Romani Rose
Romani Rose was born in Heidelberg in 1946. He is the leading figure in the movement for Sinti and Roma civil rights.
As a member of a German Sinti family that lost 13 members in concentration camps and the Holocaust during the Nazi era (his grandfather was murdered in Auschwitz), Romani Rose has been politically active since the 1970s in the struggles of the minority for acknowledgement and material compensation for the wrongs they have suffered.
His significant successes include the acknowledgement of the German Sinti and Roma as a national minority under the terms of the Framework Agreement on the Protection of national Minorities (Rahmenuebereinkommen zum Schutz nationaler Minderheiten) of the Council of Europe.

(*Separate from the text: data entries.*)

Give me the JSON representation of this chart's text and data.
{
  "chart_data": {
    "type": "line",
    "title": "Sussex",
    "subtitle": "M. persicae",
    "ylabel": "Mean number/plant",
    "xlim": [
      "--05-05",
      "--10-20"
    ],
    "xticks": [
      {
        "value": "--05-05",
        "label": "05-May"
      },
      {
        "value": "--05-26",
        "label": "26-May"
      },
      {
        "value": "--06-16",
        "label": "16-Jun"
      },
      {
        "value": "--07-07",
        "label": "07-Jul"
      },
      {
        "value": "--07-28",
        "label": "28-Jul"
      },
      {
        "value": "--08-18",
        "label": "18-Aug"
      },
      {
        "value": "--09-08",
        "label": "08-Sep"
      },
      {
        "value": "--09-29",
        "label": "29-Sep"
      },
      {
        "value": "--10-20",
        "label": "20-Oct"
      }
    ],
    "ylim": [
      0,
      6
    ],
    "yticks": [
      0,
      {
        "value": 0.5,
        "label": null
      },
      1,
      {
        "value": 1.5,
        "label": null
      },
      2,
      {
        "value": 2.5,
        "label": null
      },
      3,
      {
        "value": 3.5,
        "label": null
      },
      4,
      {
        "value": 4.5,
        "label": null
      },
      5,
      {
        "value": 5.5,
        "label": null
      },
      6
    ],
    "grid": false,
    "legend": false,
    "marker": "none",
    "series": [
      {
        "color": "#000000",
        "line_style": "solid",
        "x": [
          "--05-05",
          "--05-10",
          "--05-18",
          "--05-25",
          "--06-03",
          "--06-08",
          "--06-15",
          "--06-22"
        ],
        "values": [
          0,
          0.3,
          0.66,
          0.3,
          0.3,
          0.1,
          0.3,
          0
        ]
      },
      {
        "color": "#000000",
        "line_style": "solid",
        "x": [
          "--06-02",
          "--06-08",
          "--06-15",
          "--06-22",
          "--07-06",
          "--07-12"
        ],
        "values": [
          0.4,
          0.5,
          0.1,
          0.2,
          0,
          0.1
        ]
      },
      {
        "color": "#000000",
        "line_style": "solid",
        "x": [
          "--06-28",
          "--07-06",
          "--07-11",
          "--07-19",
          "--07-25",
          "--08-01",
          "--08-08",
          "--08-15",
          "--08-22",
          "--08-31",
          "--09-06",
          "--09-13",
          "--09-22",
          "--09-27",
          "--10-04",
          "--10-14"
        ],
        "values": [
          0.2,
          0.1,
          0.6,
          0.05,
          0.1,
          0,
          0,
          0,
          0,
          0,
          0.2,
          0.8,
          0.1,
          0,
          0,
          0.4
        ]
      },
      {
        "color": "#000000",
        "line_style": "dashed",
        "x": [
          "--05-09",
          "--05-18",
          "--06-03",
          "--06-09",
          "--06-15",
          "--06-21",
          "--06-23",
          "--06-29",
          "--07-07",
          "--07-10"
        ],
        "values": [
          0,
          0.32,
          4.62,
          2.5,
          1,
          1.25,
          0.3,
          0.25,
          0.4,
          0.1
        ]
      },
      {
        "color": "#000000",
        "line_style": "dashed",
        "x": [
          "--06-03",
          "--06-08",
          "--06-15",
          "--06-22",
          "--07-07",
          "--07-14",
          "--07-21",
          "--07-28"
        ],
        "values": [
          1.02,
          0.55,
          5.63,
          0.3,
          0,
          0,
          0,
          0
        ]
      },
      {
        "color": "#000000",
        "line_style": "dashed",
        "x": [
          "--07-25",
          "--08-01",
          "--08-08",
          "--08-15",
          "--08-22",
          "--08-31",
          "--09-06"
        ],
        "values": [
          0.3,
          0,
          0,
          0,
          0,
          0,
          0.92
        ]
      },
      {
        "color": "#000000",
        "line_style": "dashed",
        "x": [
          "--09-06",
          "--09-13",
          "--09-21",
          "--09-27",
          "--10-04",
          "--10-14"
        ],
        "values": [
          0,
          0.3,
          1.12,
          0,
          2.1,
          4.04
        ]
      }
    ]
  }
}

Since 1982, Romani Rose has held the post of Chairman of the Central Council of German Sinti and Roma, and since 1991 he has directed the Documentation-Cultural Center of the German Sinti and Roma, an institution known across Europe for presenting the first permanent exhibition on the destruction of the Sinti and Roma. Together with other representatives of minorities from the USA, Mexico, Argentina, Japan, India, Sri Lanka, France, and The Netherlands, Romani Rose is a member of the executive committee of the International Movement against Discrimination and Racism (Internationale Bewegung gegen Diskriminierung und Rassismus – IMAR), founded in Tokyo in 1988. In March 2006, the Polish government named Romani Rose to a seat on the International Auschwitz Council.

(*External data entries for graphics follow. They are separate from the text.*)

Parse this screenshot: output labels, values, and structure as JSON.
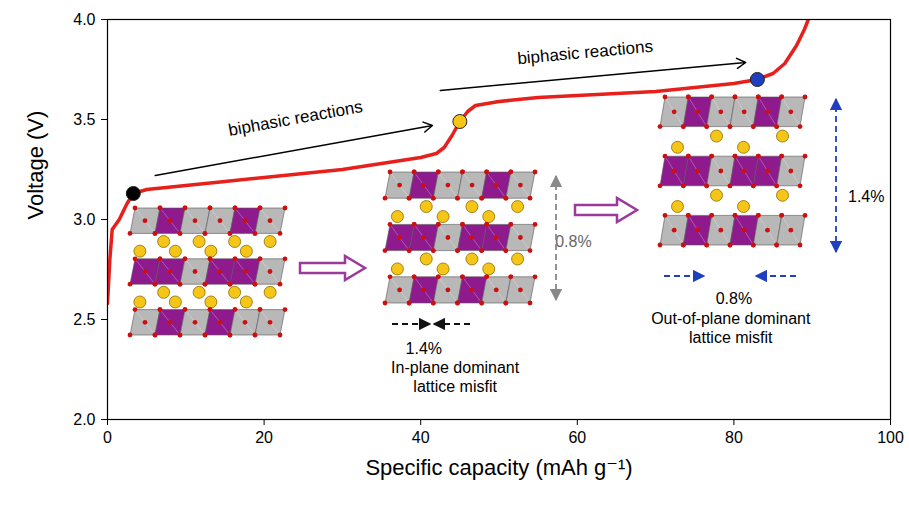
{
  "chart_data": {
    "type": "line",
    "xlabel": "Specific capacity (mAh g⁻¹)",
    "ylabel": "Voltage (V)",
    "xlim": [
      0,
      100
    ],
    "ylim": [
      2,
      4
    ],
    "xticks": [
      0,
      20,
      40,
      60,
      80,
      100
    ],
    "yticks": [
      {
        "value": 2,
        "label": "2.0"
      },
      2.5,
      {
        "value": 3,
        "label": "3.0"
      },
      3.5,
      {
        "value": 4,
        "label": "4.0"
      }
    ],
    "grid": false,
    "color": "#e8201c",
    "x": [
      0,
      0.3,
      0.6,
      1.5,
      2.5,
      3.3,
      5,
      10,
      15,
      20,
      25,
      30,
      35,
      40,
      42,
      43,
      44,
      45,
      46,
      47,
      50,
      55,
      60,
      65,
      70,
      75,
      80,
      83,
      85,
      86.5,
      88,
      89,
      89.5
    ],
    "values": [
      2.58,
      2.8,
      2.95,
      3.0,
      3.08,
      3.13,
      3.15,
      3.17,
      3.19,
      3.21,
      3.23,
      3.25,
      3.28,
      3.31,
      3.33,
      3.36,
      3.42,
      3.49,
      3.54,
      3.57,
      3.59,
      3.61,
      3.62,
      3.63,
      3.64,
      3.66,
      3.68,
      3.7,
      3.73,
      3.78,
      3.87,
      3.95,
      4.0
    ],
    "points": [
      {
        "x": 3.3,
        "y": 3.13,
        "color": "#000000"
      },
      {
        "x": 45,
        "y": 3.49,
        "color": "#f5c518"
      },
      {
        "x": 83,
        "y": 3.7,
        "color": "#1f3fbf"
      }
    ],
    "annotations": [
      {
        "text": "biphasic reactions",
        "x": 24,
        "y": 3.505,
        "color": "#000000",
        "arrow_from": [
          6.1,
          3.22
        ],
        "arrow_to": [
          41.5,
          3.47
        ]
      },
      {
        "text": "biphasic reactions",
        "x": 61,
        "y": 3.835,
        "color": "#000000",
        "arrow_from": [
          42.5,
          3.645
        ],
        "arrow_to": [
          81.5,
          3.785
        ]
      },
      {
        "text": "0.8%",
        "x": 59.5,
        "y": 2.895,
        "color": "#666666"
      },
      {
        "text": "1.4%",
        "x": 40.4,
        "y": 2.36,
        "color": "#000000"
      },
      {
        "text": "In-plane dominant\nlattice misfit",
        "x": 44.4,
        "y": 2.215,
        "color": "#000000"
      },
      {
        "text": "1.4%",
        "x": 96.9,
        "y": 3.12,
        "color": "#000000"
      },
      {
        "text": "0.8%",
        "x": 80,
        "y": 2.61,
        "color": "#000000"
      },
      {
        "text": "Out-of-plane dominant\nlattice misfit",
        "x": 79.6,
        "y": 2.46,
        "color": "#000000"
      }
    ]
  }
}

Romani Rose is an author and the publisher of numerous books, including Buergerrechte fuer Sinti und Roma. Das Buch zum Rassismus in Deutschland (1987), Den Rauch hatten wir taeglich vor Augen. Der nationalsozialistische Voelkermord an den Sinti und Roma (1999), and the catalogue, published in three languages, of the permanent exhibition at the Auschwitz-Birkenau State Museum about the Nazi genocide committed against the Sinti and Roma (2003). In addition, Romani Rose has written numerous reports and articles for publication by the OSCE and the UN committee against racism. He is also co-director of the documentary film Auf Wiedersehen im Himmel, which had its premiere on ARD television in 1994.